In the whole climate system, one of the major areas of research is what the changes will be in terms of how much sunlight is reflected away from the Earth and what the consequences of that are. Since snow is white and mostly reflects sunlight while ocean water is dark and absorbs it, changes in the amount of snow and ice in the Arctic are incredibly important to understand because they affect the energy budget for the globe.

What’s one thing most people don’t know about Arctic research but would be surprised or intrigued to learn about?
Many people assume we have the same ability to forecast weather and abrupt changes in weather systems in the Arctic region [as we do in other regions]. However, we simply don’t have the same scope of observations systems or track record to understand what combinations of factors can cause changes in weather in the Arctic like we do in the Lower 48.

There are also changes that are surprising people who live in the Arctic itself. For example, I visited Barrow, Alaska, a few years ago. When I arrived, there were a number of kids and city officials watching the surf crashing on the shoreline. Having seen surf crash along the California coast, I thought, “What’s the big deal?”

They said they’ve never seen this before; there used to be sea ice that would dampen the waves from storms. With no sea ice, there was now a long fetch of open water. This meant waves could build up and result in very significant surf right up the shore, which is now a big cause of coastal erosion.
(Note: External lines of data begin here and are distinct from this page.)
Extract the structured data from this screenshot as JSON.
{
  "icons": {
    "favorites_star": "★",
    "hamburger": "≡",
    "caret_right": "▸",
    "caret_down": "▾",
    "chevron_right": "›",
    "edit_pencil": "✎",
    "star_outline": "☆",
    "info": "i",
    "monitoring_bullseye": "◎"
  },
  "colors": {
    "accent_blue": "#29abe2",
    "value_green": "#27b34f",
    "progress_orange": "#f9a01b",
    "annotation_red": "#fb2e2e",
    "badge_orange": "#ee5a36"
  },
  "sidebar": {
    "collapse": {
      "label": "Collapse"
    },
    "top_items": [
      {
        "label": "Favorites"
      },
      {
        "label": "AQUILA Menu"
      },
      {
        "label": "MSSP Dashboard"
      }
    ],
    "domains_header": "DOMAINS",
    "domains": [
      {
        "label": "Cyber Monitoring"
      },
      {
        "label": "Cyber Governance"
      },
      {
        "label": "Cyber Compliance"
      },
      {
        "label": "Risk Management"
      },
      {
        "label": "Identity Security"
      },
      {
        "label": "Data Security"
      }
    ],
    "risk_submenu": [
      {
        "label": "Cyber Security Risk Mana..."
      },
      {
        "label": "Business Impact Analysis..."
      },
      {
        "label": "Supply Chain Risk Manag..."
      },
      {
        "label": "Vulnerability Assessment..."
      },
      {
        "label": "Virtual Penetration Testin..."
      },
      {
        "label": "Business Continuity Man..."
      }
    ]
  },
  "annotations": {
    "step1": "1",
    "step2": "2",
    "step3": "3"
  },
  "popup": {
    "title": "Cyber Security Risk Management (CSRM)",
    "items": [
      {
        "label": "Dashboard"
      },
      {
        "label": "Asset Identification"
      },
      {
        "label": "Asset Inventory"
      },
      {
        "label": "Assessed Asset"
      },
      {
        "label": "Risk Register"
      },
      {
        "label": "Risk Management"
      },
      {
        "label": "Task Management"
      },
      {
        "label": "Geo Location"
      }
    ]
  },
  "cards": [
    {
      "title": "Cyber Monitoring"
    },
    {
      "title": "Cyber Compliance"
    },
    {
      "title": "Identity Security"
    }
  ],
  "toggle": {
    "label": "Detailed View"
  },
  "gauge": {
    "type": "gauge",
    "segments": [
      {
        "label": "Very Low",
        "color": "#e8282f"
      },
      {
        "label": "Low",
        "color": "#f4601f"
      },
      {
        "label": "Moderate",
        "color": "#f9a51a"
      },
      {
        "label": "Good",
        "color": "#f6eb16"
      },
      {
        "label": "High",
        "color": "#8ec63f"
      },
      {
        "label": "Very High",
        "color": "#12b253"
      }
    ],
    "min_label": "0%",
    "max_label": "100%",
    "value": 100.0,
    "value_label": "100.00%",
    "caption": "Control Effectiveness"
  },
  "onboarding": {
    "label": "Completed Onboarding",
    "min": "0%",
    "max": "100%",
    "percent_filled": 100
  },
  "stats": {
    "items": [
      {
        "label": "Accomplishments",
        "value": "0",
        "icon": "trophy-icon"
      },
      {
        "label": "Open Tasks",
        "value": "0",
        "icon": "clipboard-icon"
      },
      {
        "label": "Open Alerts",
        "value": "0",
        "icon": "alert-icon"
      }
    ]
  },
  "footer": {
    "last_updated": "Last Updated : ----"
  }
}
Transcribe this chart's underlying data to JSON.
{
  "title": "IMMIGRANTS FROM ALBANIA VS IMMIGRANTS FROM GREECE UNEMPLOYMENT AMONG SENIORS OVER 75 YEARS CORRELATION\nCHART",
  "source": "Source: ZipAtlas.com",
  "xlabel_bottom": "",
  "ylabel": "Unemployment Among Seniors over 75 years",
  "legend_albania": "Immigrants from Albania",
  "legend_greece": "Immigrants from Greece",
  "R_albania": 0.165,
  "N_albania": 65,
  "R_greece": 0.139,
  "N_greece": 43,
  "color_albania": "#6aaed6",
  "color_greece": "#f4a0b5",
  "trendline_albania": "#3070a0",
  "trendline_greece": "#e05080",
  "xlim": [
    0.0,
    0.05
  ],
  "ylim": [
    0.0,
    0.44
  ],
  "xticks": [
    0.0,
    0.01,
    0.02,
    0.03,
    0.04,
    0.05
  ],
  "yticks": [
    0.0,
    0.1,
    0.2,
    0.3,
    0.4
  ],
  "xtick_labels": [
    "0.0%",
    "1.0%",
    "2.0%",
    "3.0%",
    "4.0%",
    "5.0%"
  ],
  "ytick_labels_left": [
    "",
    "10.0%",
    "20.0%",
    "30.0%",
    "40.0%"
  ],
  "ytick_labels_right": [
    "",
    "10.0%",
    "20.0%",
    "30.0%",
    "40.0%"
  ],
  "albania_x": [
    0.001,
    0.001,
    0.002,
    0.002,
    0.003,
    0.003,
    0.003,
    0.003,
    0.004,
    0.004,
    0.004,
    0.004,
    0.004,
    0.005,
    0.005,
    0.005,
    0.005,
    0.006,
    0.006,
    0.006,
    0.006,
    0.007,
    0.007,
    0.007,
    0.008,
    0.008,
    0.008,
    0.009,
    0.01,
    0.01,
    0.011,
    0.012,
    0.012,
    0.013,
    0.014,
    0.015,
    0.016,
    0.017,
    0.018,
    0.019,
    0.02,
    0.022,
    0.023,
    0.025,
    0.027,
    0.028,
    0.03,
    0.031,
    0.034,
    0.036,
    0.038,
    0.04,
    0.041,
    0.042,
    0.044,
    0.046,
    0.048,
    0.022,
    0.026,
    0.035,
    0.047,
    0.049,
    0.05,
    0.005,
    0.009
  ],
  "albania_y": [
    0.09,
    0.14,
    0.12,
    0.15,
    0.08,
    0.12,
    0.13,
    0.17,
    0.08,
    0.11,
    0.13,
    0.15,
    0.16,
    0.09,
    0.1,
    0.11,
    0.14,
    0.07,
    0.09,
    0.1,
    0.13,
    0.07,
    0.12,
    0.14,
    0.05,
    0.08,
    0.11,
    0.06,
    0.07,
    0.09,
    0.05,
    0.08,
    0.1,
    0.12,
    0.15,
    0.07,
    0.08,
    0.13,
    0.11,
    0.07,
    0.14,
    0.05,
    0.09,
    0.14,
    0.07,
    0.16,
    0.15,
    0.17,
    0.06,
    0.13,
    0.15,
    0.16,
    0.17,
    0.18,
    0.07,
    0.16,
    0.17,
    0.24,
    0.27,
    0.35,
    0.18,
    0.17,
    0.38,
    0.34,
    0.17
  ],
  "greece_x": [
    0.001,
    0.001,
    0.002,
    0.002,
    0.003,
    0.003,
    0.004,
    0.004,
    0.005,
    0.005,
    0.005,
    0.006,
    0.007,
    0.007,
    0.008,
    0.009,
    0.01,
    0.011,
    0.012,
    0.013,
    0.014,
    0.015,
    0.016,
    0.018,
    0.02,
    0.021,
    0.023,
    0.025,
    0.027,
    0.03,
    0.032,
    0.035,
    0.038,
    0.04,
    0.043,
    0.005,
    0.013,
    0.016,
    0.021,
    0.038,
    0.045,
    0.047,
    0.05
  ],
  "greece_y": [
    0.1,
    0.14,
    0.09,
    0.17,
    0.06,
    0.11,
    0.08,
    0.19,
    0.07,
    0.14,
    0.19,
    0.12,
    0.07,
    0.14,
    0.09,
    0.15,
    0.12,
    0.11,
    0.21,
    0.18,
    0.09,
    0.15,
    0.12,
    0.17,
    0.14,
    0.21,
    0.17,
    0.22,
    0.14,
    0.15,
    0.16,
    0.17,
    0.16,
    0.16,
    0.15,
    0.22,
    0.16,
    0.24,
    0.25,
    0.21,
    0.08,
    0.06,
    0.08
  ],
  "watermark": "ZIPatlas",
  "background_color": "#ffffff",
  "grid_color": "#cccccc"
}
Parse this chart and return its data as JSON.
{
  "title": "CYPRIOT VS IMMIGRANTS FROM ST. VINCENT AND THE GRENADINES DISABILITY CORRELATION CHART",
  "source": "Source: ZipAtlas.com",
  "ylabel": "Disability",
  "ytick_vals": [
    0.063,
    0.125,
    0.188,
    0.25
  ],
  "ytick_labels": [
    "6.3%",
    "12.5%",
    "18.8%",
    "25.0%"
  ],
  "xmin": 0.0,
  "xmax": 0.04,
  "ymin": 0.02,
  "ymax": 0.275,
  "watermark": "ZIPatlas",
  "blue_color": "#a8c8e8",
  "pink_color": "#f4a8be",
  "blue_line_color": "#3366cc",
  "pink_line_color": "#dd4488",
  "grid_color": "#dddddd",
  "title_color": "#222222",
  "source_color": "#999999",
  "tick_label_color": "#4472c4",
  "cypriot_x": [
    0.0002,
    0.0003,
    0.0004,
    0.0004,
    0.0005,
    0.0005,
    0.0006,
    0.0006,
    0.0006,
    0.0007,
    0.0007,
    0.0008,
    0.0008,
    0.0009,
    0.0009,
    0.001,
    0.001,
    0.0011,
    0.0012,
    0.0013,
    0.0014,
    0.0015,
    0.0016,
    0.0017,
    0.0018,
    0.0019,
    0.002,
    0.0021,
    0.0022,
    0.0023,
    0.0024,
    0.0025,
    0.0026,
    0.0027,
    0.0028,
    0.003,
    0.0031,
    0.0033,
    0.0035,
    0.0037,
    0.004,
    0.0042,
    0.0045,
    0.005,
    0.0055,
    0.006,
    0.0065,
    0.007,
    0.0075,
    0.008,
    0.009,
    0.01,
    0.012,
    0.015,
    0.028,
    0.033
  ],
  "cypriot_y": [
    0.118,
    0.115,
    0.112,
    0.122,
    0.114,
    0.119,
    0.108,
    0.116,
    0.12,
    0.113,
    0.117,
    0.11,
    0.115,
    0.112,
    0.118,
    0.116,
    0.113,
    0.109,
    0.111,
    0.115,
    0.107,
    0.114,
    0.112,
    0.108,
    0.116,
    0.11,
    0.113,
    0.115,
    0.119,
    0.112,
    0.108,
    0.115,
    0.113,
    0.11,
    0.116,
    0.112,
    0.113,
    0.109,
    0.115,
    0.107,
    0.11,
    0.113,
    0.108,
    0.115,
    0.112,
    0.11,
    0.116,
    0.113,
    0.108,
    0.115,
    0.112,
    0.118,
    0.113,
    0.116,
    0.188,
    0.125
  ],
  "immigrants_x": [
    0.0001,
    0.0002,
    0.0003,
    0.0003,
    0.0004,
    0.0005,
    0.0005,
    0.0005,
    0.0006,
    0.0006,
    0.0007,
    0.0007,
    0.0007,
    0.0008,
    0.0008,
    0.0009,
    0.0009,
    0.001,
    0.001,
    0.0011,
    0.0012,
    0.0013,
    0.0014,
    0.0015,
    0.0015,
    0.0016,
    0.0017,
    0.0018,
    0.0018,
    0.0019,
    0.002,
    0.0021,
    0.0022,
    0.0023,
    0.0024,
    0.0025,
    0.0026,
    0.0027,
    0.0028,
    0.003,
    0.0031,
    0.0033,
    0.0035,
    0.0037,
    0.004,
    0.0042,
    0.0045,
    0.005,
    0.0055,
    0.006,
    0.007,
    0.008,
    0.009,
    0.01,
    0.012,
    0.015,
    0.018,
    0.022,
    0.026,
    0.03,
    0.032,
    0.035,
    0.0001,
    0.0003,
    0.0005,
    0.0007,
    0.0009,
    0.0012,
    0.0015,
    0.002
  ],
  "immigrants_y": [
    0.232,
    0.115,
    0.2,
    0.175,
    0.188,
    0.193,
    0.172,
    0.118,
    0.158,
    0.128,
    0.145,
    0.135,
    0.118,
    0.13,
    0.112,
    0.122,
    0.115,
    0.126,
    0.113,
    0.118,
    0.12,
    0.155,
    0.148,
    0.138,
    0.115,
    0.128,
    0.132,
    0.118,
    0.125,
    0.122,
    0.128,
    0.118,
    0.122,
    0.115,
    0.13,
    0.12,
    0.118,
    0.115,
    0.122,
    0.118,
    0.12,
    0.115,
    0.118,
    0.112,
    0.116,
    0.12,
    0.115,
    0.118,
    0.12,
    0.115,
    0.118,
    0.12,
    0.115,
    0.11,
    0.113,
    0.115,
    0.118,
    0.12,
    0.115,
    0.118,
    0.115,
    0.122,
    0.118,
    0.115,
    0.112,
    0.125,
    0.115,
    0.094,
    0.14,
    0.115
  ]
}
How can the Arctic Report Card help inform policymakers and the public?
A key role of science is to inform our understanding of what’s happening to the world around us and what the consequences of different choices we make might be. The reason there’s a big push for research in the Arctic is it’s changing so rapidly and it has such huge consequences for the rest of world; yet we don’t understand a lot of it. Getting a better handle on Arctic science and the ways it’s changing has an immediate benefit by informing decision-making.

I believe Arctic science should be accessible, relevant, and understandable to citizens as well as policymakers since the Arctic is such a special place; and it’s important for scientists to help share that information in ways that are just that.